ITEM 10. SUBMISSION OF MATTERS TO A VOTE OF SECURITY HOLDERS.

There have been no material changes to the procedures by which the shareholders
may recommend nominees to the registrant's Board of Directors, where those
changes were implemented after the registrant last provided disclosure in
response to the requirements of Item 407(c)(2)(iv) of Regulation S-K (17 CFR
229.407) (as required by Item 22(b)(15) of Schedule 14A (17 CFR 240.14a-101)),
or this Item.


ITEM 11. CONTROLS AND PROCEDURES.

     (a) The registrant's principal executive and principal financial officers,
         or persons performing similar functions, have concluded that the
         registrant's disclosure controls and procedures (as defined in Rule
         30a-3(c) under the Investment Company Act of 1940, as amended (the
         "1940 Act") (17 CFR 270.30a-3(c))) are effective, as of a date within
         90 days of the filing date of the report that includes the disclosure
         required by this paragraph, based on their evaluation of these controls
         and procedures required by Rule 30a-3(b) under the 1940 Act (17 CFR
         270.30a-3(b)) and Rules 13a-15(b) or 15d-15(b) under the Securities
         Exchange Act of 1934, as amended (17 CFR 240.13a-15(b) or
         240.15d-15(b)).


     (b) There were no changes in the registrant's internal control over
         financial reporting (as defined in Rule 30a-3(d) under the 1940 Act (17
         CFR 270.30a-3(d)) that occurred during the registrant's second fiscal
         quarter of the period covered by this report that has materially
         affected, or is reasonably likely to materially affect, the
         registrant's internal control over financial reporting.


ITEM 12. EXHIBITS.

     (a)(1) Not applicable.

     (a)(2) Certifications pursuant to Rule 30a-2(a) under the 1940 Act and
            Section 302 of the Sarbanes-Oxley Act of 2002 are attached hereto.

     (a)(3) Not applicable.

     (b)    Certifications pursuant to Rule 30a-2(b) under the 1940 Act and
            Section 906 of the Sarbanes-Oxley Act of 2002 are attached hereto.

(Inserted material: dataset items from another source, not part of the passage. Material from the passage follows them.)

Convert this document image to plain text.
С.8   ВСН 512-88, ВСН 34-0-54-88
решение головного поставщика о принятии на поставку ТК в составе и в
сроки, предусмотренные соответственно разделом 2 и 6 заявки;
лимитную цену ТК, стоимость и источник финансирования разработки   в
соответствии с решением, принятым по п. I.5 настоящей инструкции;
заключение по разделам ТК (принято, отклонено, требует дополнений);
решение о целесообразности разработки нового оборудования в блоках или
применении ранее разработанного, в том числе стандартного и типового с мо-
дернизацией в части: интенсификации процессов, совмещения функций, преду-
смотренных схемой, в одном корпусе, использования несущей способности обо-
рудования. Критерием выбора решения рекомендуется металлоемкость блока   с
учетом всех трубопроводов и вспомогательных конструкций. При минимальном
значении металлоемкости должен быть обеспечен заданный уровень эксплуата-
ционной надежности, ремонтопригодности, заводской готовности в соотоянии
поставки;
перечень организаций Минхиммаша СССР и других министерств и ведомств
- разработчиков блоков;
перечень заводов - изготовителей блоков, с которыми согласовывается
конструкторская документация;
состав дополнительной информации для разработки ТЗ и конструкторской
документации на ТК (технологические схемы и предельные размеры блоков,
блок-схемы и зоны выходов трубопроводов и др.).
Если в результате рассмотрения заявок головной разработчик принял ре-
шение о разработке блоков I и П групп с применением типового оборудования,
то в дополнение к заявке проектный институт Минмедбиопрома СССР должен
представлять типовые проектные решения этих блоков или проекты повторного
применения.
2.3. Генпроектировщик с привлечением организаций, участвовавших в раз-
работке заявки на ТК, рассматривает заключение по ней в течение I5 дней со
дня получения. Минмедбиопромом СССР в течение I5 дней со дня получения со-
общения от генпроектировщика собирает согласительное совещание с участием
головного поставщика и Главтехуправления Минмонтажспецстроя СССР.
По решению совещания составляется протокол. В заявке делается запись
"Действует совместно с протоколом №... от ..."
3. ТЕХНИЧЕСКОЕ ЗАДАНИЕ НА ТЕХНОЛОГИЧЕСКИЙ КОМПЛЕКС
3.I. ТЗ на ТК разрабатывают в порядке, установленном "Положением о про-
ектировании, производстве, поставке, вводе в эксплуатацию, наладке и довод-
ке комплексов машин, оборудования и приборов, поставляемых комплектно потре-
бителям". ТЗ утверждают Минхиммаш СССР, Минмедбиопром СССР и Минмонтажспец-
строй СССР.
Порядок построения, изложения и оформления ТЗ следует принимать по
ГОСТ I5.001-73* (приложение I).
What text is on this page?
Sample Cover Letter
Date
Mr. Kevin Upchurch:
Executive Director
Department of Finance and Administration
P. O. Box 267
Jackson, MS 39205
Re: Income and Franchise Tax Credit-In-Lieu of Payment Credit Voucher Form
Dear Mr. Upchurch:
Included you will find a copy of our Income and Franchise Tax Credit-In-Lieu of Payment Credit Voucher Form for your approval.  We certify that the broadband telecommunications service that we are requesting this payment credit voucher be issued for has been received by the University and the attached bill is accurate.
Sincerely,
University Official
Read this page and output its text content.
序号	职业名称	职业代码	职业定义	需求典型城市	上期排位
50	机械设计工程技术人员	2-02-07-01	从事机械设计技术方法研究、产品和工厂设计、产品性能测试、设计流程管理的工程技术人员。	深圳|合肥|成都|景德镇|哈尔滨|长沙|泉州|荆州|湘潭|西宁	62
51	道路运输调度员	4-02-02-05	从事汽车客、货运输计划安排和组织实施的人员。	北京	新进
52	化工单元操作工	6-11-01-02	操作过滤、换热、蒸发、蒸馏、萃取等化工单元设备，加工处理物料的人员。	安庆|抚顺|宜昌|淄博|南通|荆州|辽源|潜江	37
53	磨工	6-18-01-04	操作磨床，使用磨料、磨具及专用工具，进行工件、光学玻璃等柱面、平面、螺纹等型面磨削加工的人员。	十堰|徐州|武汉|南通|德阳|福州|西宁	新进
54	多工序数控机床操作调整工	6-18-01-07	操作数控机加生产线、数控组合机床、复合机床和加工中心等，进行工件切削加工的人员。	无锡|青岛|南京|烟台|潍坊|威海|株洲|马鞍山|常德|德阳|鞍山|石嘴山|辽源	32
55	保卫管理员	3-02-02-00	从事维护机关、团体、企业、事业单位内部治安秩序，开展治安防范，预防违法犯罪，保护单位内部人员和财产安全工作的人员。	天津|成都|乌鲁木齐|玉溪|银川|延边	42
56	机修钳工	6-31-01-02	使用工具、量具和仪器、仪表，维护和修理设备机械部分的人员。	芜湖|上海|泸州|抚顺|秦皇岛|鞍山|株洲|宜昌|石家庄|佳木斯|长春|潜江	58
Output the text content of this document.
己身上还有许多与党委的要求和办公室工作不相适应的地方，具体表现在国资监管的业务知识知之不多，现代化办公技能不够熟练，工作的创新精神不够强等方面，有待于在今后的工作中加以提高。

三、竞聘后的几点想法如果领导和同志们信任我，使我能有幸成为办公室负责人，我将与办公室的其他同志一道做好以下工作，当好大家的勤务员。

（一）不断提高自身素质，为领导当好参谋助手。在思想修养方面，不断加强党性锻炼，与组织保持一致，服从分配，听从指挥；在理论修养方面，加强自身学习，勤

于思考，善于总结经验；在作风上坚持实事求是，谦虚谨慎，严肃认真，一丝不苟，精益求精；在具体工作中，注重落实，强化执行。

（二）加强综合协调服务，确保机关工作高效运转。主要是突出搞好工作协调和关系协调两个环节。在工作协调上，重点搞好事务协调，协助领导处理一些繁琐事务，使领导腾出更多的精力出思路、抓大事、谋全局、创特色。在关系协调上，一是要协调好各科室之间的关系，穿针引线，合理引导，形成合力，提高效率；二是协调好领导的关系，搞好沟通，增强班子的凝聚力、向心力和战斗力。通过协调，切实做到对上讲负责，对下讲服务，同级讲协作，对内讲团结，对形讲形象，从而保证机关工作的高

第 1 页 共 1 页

                                   SIGNATURES

Pursuant to the requirements of the Securities Exchange Act of 1934 and the
Investment Company Act of 1940, the registrant has duly caused this report to be
signed on its behalf by the undersigned, thereunto duly authorized.

(registrant)     GAMCO International Growth Fund, Inc.
              ------------------------------------------------------------------

By (Signature and Title)*  /s/ Bruce N. Alpert
                         -------------------------------------------------------
                           Bruce N. Alpert, Principal Executive Officer


Date     9/3/08
    ----------------------------------------------------------------------------


Pursuant to the requirements of the Securities Exchange Act of 1934 and the
Investment Company Act of 1940, this report has been signed below by the
following persons on behalf of the registrant and in the capacities and on the
dates indicated.


By (Signature and Title)*  /s/ Bruce N. Alpert
                         -------------------------------------------------------
                           Bruce N. Alpert, Principal Executive Officer


Date     9/3/08
    ----------------------------------------------------------------------------


By (Signature and Title)*  /s/ Agnes Mullady
                         -------------------------------------------------------
                           Agnes Mullady,
                           Principal Financial Officer & Treasurer


Date     9/3/08
    ----------------------------------------------------------------------------



* Print the name and title of each signing officer under his or her signature.